The centre has so far supported 80-odd teams of which 30-35 may have moved out after graduation. Of this, around 12-15 have launched their companies. Around 50 teams are active in the pre-incubation programme at present.
Pre-incubation is needed to meet the plethora of challenges that a start-up faces even before it gets into the regulatory work necessary for registration. Nirmaan encourages its students to first work on identifying market segmentation, figuring out the customer and what it takes to give a full product or solution to the customer. Ideally, a start-up would register as a company only if it has found an offering somebody is willing to pay for.
The venture will graduate from Nirmaan either by registering as a start-up and move out or when the students graduate from the institute. Those who register the start-up as a company can go to IIT Madras Incubation Cell (IITMIC) or other incubators across the country. Nirmaan has been working with the Centre for Innovation Incubation and Entrepreneurship (CIIE), IIM Ahmedabad; NSRCEL of IIM Bengaluru, and others.

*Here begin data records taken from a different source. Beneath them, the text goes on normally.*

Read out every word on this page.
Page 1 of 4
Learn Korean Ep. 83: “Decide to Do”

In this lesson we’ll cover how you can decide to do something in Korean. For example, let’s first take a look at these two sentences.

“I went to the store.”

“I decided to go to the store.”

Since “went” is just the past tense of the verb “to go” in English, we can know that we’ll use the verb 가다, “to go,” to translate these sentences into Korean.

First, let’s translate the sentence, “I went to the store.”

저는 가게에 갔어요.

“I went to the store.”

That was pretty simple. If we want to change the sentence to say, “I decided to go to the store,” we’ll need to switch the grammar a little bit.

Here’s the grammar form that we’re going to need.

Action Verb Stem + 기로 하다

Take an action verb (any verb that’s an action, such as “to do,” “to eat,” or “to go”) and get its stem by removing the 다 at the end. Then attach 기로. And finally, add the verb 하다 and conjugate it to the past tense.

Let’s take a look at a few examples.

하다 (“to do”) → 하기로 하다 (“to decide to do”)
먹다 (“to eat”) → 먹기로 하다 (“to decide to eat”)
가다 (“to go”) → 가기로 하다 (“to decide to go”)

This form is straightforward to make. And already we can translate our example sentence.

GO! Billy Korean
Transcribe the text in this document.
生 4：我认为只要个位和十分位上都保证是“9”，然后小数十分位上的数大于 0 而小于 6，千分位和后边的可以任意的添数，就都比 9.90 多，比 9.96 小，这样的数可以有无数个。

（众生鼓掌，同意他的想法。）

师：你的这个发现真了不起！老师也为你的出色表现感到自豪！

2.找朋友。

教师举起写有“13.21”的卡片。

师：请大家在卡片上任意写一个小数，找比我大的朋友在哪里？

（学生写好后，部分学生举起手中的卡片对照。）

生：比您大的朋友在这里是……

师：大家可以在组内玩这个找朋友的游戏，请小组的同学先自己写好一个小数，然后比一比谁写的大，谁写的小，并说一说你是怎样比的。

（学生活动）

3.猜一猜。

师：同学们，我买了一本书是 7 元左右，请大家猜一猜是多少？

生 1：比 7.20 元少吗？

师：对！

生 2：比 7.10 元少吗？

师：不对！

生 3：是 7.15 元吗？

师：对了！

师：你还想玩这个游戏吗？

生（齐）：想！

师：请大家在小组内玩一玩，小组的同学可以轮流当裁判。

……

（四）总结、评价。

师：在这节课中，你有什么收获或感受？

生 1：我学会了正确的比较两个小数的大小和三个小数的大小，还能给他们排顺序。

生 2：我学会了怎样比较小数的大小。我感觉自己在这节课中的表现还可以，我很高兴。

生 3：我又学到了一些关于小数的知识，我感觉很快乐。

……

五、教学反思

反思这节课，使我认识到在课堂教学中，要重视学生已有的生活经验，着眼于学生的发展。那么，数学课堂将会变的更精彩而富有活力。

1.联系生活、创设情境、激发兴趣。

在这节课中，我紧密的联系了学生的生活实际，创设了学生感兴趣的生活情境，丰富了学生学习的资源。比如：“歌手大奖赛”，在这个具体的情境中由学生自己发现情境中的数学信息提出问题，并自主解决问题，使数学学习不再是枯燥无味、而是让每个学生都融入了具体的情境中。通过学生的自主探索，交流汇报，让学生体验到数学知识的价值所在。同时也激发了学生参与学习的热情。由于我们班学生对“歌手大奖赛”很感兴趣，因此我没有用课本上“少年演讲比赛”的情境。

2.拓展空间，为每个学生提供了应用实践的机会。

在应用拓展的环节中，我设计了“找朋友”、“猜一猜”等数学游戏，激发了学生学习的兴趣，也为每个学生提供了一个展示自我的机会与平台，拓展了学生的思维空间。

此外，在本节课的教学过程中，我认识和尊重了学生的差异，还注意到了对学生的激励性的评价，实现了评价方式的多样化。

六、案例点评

Going forward, Nirmaan will raise money from the CSR funds and alumni to support the teams as plans are to increase the grant to Rs 5 lakh per team from Rs 2.5 lakh currently. It would also look at initiating a programme to offer a stipend to teams whose students have graduated but need some more time to launch their start-ups.
Successful start-ups from Nirmaan include Tan90, which is developing portable cold storage that runs off-grid with zero-carbon emission. It has raised funds at a valuation of around Rs 7-8 crore. Then there are Melvano, an intelligence social network for entrance exams, and Involve, a peer-to-peer learning company, DbyT Dynamics, which has developed an e-bike, and Digital Flora, which is into agrotech.
The challenge is that the start-ups with commercially potential are often abandoned once the team decides to move on for further studies, said Seshadri.